In order to reduce the amount of waste produced, Olympic Dam recycles and reuses as much material as possible. Here are some examples of what is recycled or reused, and how;

  • Oil - used oil from machinery is collected, and after treatment is reused as fuel in furnaces in the processing plant.

Worker stripping insulation

This worker is stripping the plastic insulation from unwanted copper wire. The copper in the wire is then recovered.

  • Paper - paper is shredded and mixed with water to make hydromulch. This is sprayed onto bare disturbed ground at the mine and in Roxby Downs to reduce dust and drifting sand. It holds seeds in place, and following rain plants germinate and bare areas are gradually rehabilitated.
  • Timber - waste timber from buildings or other uses is collected, chipped and used as mulch on gardens to reduce evaporation of water.
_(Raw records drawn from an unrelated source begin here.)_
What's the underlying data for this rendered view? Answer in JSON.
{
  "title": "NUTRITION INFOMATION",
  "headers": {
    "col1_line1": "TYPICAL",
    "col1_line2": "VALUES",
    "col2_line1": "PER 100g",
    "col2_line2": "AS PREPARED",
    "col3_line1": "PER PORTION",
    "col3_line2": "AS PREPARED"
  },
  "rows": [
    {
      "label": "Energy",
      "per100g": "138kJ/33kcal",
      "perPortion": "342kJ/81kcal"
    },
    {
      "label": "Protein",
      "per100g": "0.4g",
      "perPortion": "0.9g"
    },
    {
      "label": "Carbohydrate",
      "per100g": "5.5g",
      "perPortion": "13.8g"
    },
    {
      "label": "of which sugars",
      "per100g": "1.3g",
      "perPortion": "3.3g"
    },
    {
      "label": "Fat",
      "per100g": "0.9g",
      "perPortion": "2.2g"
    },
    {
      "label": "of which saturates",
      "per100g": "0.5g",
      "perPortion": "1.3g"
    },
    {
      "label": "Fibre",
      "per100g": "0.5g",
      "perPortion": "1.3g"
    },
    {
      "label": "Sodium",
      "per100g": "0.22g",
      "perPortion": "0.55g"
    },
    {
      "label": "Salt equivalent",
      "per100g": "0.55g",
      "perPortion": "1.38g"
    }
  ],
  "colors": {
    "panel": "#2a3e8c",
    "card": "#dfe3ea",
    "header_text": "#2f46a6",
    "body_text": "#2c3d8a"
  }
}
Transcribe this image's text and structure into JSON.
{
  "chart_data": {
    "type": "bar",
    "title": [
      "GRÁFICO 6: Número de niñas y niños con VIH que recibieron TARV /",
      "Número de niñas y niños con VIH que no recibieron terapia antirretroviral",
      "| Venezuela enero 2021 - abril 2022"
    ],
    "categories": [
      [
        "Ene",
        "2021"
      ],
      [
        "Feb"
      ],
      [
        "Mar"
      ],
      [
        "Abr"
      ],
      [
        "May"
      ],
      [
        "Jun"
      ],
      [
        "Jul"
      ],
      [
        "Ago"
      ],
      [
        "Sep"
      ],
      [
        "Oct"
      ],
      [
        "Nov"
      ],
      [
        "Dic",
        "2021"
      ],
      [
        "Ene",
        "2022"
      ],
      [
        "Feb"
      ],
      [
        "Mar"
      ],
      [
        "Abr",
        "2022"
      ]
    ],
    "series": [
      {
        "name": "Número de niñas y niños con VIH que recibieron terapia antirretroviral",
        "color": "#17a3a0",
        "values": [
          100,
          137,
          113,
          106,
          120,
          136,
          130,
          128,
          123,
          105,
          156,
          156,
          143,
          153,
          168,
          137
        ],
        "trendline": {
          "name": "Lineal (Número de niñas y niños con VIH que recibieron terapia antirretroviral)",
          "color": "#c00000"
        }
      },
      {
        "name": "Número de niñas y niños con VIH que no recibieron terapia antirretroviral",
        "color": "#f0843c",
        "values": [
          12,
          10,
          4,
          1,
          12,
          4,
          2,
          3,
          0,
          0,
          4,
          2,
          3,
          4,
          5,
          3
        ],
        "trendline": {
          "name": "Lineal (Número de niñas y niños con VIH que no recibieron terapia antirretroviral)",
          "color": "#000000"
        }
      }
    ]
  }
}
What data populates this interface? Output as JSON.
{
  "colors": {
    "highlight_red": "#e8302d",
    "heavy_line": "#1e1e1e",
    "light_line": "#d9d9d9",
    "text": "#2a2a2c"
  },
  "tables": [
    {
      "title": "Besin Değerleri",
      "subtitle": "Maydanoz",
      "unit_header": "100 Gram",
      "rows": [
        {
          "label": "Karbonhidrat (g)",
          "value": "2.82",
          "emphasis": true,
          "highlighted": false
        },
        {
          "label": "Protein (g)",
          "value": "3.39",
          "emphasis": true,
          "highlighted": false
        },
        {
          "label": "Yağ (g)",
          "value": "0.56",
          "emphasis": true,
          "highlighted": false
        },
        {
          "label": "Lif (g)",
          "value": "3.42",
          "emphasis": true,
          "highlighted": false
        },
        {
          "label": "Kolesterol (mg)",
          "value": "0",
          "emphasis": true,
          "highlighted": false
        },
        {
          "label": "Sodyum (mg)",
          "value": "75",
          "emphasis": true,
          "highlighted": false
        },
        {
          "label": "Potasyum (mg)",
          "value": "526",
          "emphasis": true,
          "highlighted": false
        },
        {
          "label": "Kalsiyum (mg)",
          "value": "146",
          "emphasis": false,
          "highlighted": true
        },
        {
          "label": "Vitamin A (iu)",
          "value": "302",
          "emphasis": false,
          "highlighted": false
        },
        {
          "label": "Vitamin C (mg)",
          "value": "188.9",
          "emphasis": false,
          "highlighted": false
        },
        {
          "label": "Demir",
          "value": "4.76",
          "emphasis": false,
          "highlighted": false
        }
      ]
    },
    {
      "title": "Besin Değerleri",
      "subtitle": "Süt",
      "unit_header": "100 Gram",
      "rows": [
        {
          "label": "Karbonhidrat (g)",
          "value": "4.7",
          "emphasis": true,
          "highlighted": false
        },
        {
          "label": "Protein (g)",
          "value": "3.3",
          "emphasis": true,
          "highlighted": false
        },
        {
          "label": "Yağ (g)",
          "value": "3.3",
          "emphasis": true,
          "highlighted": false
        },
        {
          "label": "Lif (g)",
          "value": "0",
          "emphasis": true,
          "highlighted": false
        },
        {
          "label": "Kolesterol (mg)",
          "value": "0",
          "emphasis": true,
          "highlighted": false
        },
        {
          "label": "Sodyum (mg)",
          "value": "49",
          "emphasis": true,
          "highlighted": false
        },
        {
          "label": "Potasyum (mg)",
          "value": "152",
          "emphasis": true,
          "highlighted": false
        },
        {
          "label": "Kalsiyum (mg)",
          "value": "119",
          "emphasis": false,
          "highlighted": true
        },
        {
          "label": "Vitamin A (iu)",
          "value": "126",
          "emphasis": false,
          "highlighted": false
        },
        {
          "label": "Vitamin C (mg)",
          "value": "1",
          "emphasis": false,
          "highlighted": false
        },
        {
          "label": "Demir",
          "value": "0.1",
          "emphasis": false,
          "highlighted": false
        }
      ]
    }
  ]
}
It is also spread on bare ground to reduce dust.

Waste timber

Waste timber from the mine site is collected and stockpiled for later chipping.

  • Containers - where possible these are saved and reused.
  • 44 gallon drums - these used to be buried after use, but now they are cleaned and reused.

44 gallon drums

A collection of 44 gallon drums which have been cleaned ready for reusing.

  • Tyres from mine vehicles and underground mining machinery - some of these are sold to a company that turns them into rubber linings for vehicles (eg. floor mats, rubber liners for the back of utes, etc). They are also used around the mine site as vehicle barriers and retaining walls.